Included in her narrative are anecdotes about and quotations from the works of many authors. These flow effortlessly and naturally through the chronicle, as do her meditations on the workings of the male brain and the basis of misogyny. At one point she opines:
“Tempted to put too much faith in the great male mind, remember this: It looked at cats and declared them gods. It looked at women and asked, Are they human? And, once that nut had been cracked: But do they have souls?”She references reading several current day writers, including Karl Ove Knausgaard whose book Apollo destroys, causing her to have to get a replacement. She is, in fact, a constant reader and she learns that Apollo is calmed and soothed by her reading aloud. He is a literary dog.

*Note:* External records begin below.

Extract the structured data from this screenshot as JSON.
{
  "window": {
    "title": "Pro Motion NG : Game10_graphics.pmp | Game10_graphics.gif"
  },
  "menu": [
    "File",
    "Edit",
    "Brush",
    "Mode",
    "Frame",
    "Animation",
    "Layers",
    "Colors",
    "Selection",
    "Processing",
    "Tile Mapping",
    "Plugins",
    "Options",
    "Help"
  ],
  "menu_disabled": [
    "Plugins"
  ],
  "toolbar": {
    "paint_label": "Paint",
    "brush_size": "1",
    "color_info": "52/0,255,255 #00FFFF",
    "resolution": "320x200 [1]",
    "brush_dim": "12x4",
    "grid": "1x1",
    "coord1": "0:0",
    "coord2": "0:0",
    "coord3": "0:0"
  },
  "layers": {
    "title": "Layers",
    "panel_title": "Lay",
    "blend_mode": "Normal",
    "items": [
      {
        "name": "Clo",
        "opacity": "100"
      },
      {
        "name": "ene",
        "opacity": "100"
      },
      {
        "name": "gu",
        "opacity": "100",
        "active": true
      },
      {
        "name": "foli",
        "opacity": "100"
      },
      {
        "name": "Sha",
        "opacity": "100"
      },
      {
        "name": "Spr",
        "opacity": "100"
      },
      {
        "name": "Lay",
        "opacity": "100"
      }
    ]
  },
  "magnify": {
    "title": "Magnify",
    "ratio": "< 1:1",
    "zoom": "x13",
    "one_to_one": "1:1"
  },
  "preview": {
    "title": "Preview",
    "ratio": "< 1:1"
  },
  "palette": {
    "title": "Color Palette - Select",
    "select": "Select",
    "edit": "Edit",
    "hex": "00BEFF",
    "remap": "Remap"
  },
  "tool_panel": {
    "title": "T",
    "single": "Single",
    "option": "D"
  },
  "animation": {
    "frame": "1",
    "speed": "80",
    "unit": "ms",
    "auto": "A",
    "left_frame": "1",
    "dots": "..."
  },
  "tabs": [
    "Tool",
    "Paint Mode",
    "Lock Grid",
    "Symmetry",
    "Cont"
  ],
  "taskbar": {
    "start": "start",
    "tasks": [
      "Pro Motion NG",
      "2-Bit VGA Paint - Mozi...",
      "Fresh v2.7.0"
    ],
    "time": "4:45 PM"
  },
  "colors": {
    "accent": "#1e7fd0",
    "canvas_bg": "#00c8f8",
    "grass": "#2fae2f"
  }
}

This is a book in which nothing much happens. It exudes a mournful tone throughout as we follow the year and more progression of the woman's and the dog's grief as they soothe and comfort each other. There are moments of humor as there would almost have to be with such a large dog living in such a small apartment and the jokes pretty much write themselves. And there is some drama when the heroine is threatened with eviction because of the dog. But, primarily, this is a meditation about friendship, love, and grief.
The book is unique. The writer whose work I can most readily compare it to is Rachel Cusk. There is something about the rhythm of the sentences and the structure of the story that reminds me of her writing.
I don't know that I would necessarily agree with the jury that chose this as the National Book Award winner; there are so many outstanding works of fiction out this year. But it certainly deserved to be considered.